As cochonilhas também foram mencionadas por Bavaresco. Cochonilhas são insetos que se alimentam sugando a seiva de plantas, podendo serem vetores de doenças e prejudicando o vigor pela retirada de seiva e deposição de enzimas digestivas. As cochonilhas, tais como a cochonilha parda (Parthenolecanium persicae), cochonilha algodão (Icerya schrottkyi) e a cochonilha-do-tronco (Hemiberlesia lataniae) ocorrem em videiras e, muitas vezes, são combatidas com inseticidas a base de piretróides. A questão é que pelo amplo espectro do efeito de piretróides, este acaba por afetar as populações dos insetos inimigos naturais das cochonilhas, criando uma demanda estabelecida do controle químico. Além disso, os piretróides são tóxicos para insetos benéficos, tais como abelhas e libélulas.

TRAÇA-DOS-CACHOS

O engenheiro comentou sobre a ocorrência localizada de traça-dos-cachos. Segundo o material da Agência Embrapa de Informação Tecnológica:

A traça-dos-cachos - Cryptoblabes gnidiella (Millière, 1864) (Lepidoptera pyralidae) - é um microlepidóptero que vem provocando sérios danos às cultivares de uva destinada à elaboração de vinhos e que tem atacado também, ainda que em menor proporção, cultivares para mesa. Os ovos de C. gnidiella são postos isoladamente, nos pedúnculos dos cachos ou nas folhas.

ASPIRAN BOUSCHET

Durante a visita houve a possibilidade de visitar-se uma área do cultivar Aspiran Bouschet.
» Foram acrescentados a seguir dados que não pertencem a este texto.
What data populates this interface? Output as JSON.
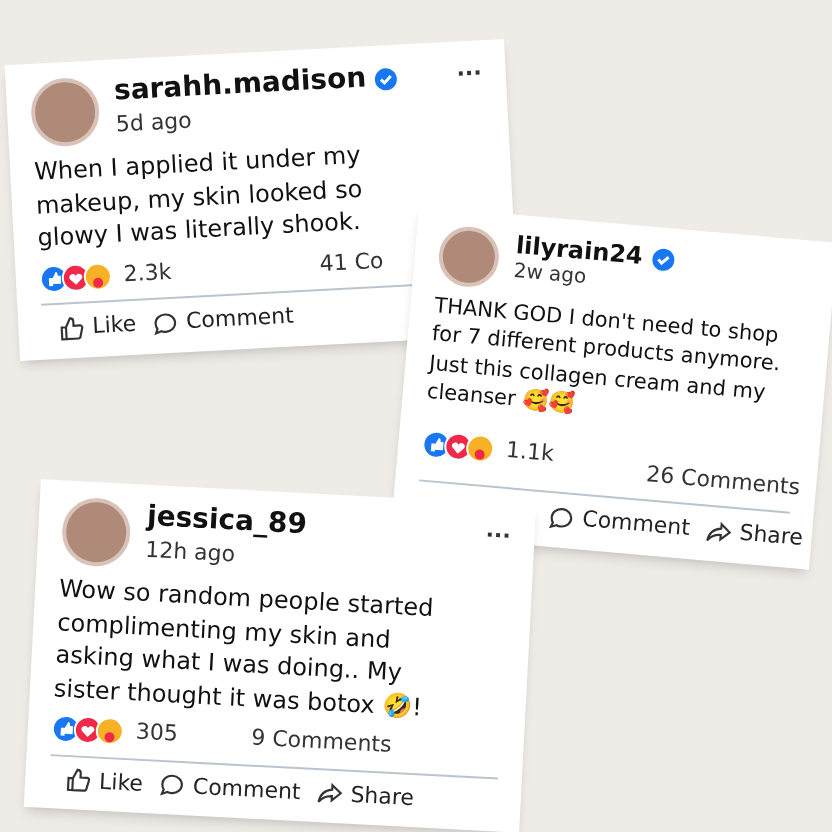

A Aspiran Bouschet é uma variedade de uva tinta criada em 1865 por Henri Bouschet das variedades Gros Bouschet (por sua vez, um cruzamento entre as variedades Aramon e Teinturier du Cher) e Aspiran. É um cultivar bastante tintório, sendo que já apresenta coloração nos cachos e sarmentos ainda distantes de seu auge de maturação. O líquido das bagas, mesmo imaturas, já apresenta coloração, como é possível verificar-se na figura 10.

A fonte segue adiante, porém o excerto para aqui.